The procession started at the Chiang Mai Railway station and made its way along Charoen Muang, Tha Pae, Kotchasarn, Moolmuang and Ratchadamnoen road, to end at Wat Phrasingha. Ten thousands of onlookers lined the streets to get a glimpse of this yearly colorful parade.

The parade included a marching band, klong jum drummers and over 100 dancers. Participants also carried the Buddhist Lent robes which are used for the traditional bathing customs.

Some 400 students in local dress also participated as well as sword dancers, sa budchai drummers and the busabok carriage which transported the 1,800 candles Lent candles.

At the Wat Phrasingha Temple, Mr. Thawatwong na Chiang Mai, President of the Chiang Mai PAO, presided over the ceremony where he presented the Buddhist Lent candles and robes to the monks.

This year, the Buddhist holy days of Asarnha Bucha and Khao Pansaa fell on July 29 and 30. Both are recognized public holidays, and therefore banks and most businesses were closed. Many activities took place throughout the city, especially at our temples.

Asarnha Bucha Day is worshipped because of three important events occurring on the day. Called the “Triple Gem” (the Buddha, Dharma and Sangha), these commemorate the first sermon given by the Buddha, called the “Dharmachakapavattama Sutta” concerning the “Four Noble Truths” presented to the Buddha’s first five disciples. The sermon set in motion the “Wheel of Dharma”, which is the meaning of “Dharmachaka”.
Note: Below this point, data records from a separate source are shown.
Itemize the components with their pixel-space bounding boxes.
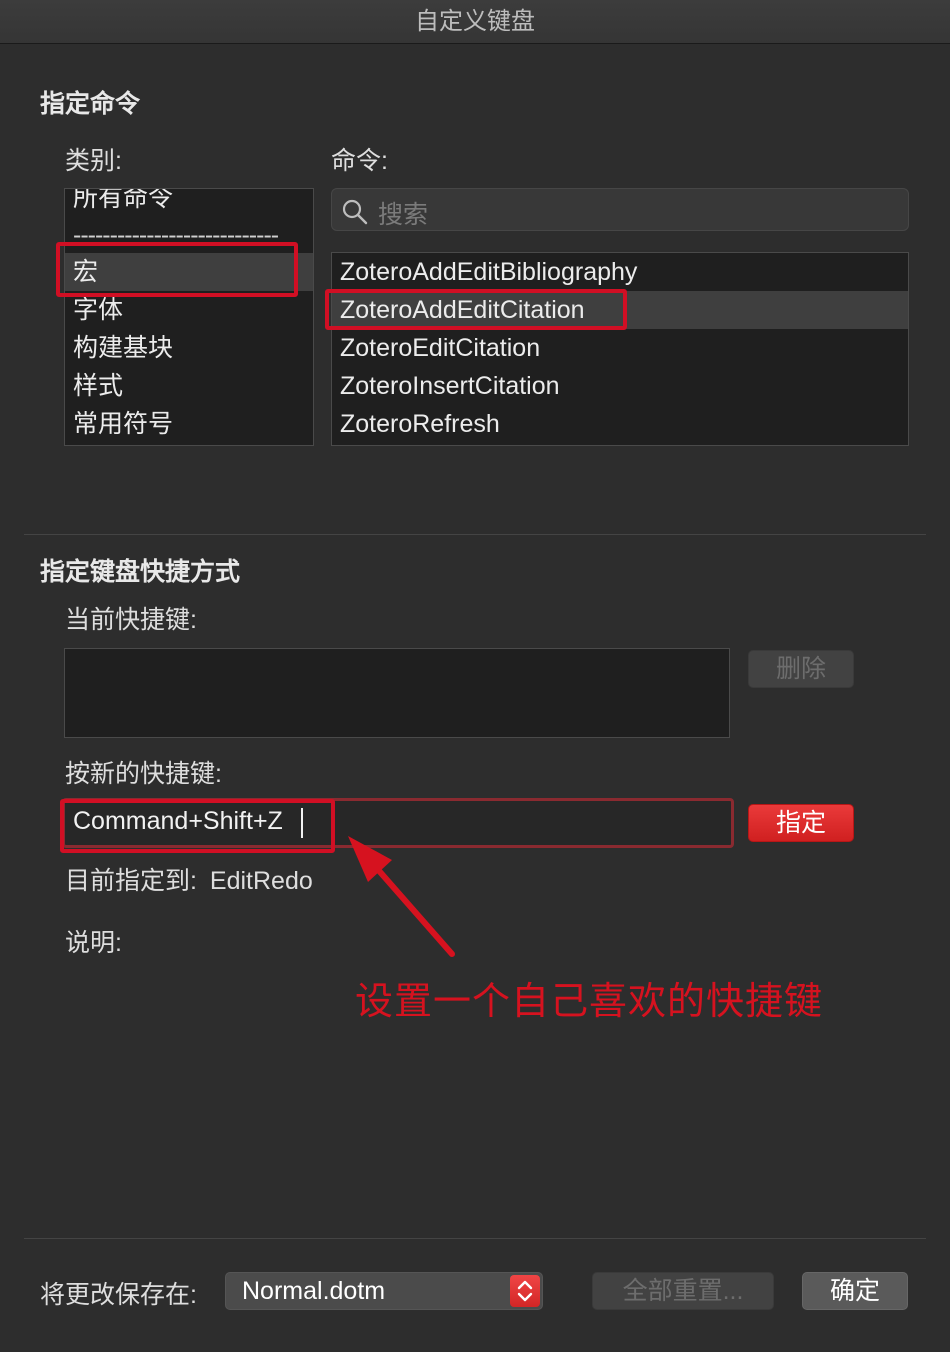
window-titlebar[interactable]: 自定义键盘: [0, 0, 950, 44]
command-item[interactable]: ZoteroInsertCitation: [332, 367, 908, 405]
category-item-common-symbols[interactable]: 常用符号: [65, 405, 313, 443]
category-item-all-commands[interactable]: 所有命令: [65, 189, 313, 217]
new-key-highlight-box: [60, 799, 335, 853]
command-search-field[interactable]: 搜索: [331, 188, 909, 231]
assigned-to-value: EditRedo: [209, 867, 313, 895]
command-highlight-box: [325, 289, 627, 330]
remove-button[interactable]: 删除: [748, 650, 854, 688]
save-in-value: Normal.dotm: [242, 1277, 386, 1305]
assigned-to-label: 目前指定到:: [65, 867, 197, 895]
category-label: 类别:: [65, 147, 122, 175]
chevron-up-down-icon: [510, 1275, 540, 1307]
current-keys-label: 当前快捷键:: [65, 606, 197, 634]
category-highlight-box: [56, 242, 298, 297]
annotation-text: 设置一个自己喜欢的快捷键: [355, 981, 824, 1023]
command-list[interactable]: ZoteroAddEditBibliography ZoteroAddEditC…: [331, 252, 909, 446]
reset-all-button[interactable]: 全部重置...: [592, 1272, 774, 1310]
assign-command-heading: 指定命令: [40, 90, 141, 118]
category-list[interactable]: 所有命令 ---------------------------- 宏 字体 构…: [64, 188, 314, 446]
ok-button[interactable]: 确定: [802, 1272, 908, 1310]
category-item-styles[interactable]: 样式: [65, 367, 313, 405]
command-item[interactable]: ZoteroRefresh: [332, 405, 908, 443]
window-title: 自定义键盘: [415, 8, 535, 35]
annotation-arrow-icon: [348, 836, 455, 957]
save-in-select[interactable]: Normal.dotm: [225, 1272, 543, 1310]
section-divider: [24, 534, 926, 535]
assign-button[interactable]: 指定: [748, 804, 854, 842]
command-label: 命令:: [331, 147, 388, 175]
search-placeholder: 搜索: [378, 201, 429, 229]
assigned-to-row: 目前指定到: EditRedo: [65, 861, 313, 897]
search-icon: [342, 199, 368, 225]
footer-divider: [24, 1238, 926, 1239]
new-key-label: 按新的快捷键:: [65, 760, 222, 788]
category-item-building-blocks[interactable]: 构建基块: [65, 329, 313, 367]
assign-shortcut-heading: 指定键盘快捷方式: [40, 558, 241, 586]
save-in-label: 将更改保存在:: [40, 1281, 197, 1309]
current-keys-list[interactable]: [64, 648, 730, 738]
command-item[interactable]: ZoteroEditCitation: [332, 329, 908, 367]
description-label: 说明:: [65, 929, 122, 957]
command-item[interactable]: ZoteroAddEditBibliography: [332, 253, 908, 291]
Secondly, the day is considered to be the birth of Buddhism, as the Buddha departed the location where he obtained his enlightenment two months earlier and then, coming to a forest area in the city of Pharansi, he showed favor to five ascetics who became his followers.

The third of the Triple Gems is the Sangha. On this same day, the first person listened to the Buddha’s sermon, realizing the truths contained therein and becoming the first Buddhist monk. This created the Buddhist order “Sangha” and the day is known as “Sangha Day” as well as Ahsala Bucha Day.

The Thai government established the observance of Asarnha Bucha Day in 1958. Buddhist temples throughout the Kingdom arrange ceremonies venerating the important historic events in the past. Devout Buddhists participate in the ceremonies by presenting offerings to monks, listening to sermons and performing ritual prayers.

The entire day is revered and certain precepts are adhered to by the more devout Buddhist, and by those who have the inclination and opportunity to do so. The Wientian ritual ceremony is performed in the evening as many go to nearby temples bringing candles, flowers and joss sticks, completing three trips walking around the temple area sacred grounds.

The day following the start of Buddhist Lent (Asarnha Bucha Day) another important Buddhist Holy day begins in Thailand with the custom called Khao Pansaa.

The term “Khao Pansaa” can also translate to entering the months of the rainy season when monks return to the temple for the duration of the rains, usually to the temple where they were ordained. They stay there for approximately three months.

The custom of Khao Pansaa has continued on to this day with three classes of ceremonies, a Royal ceremony conducted by HM the King, ritual ceremonies for devout followers of Buddhism throughout the Kingdom and ceremonies performed by monks in the temples.

Chiang Mai Mail

----------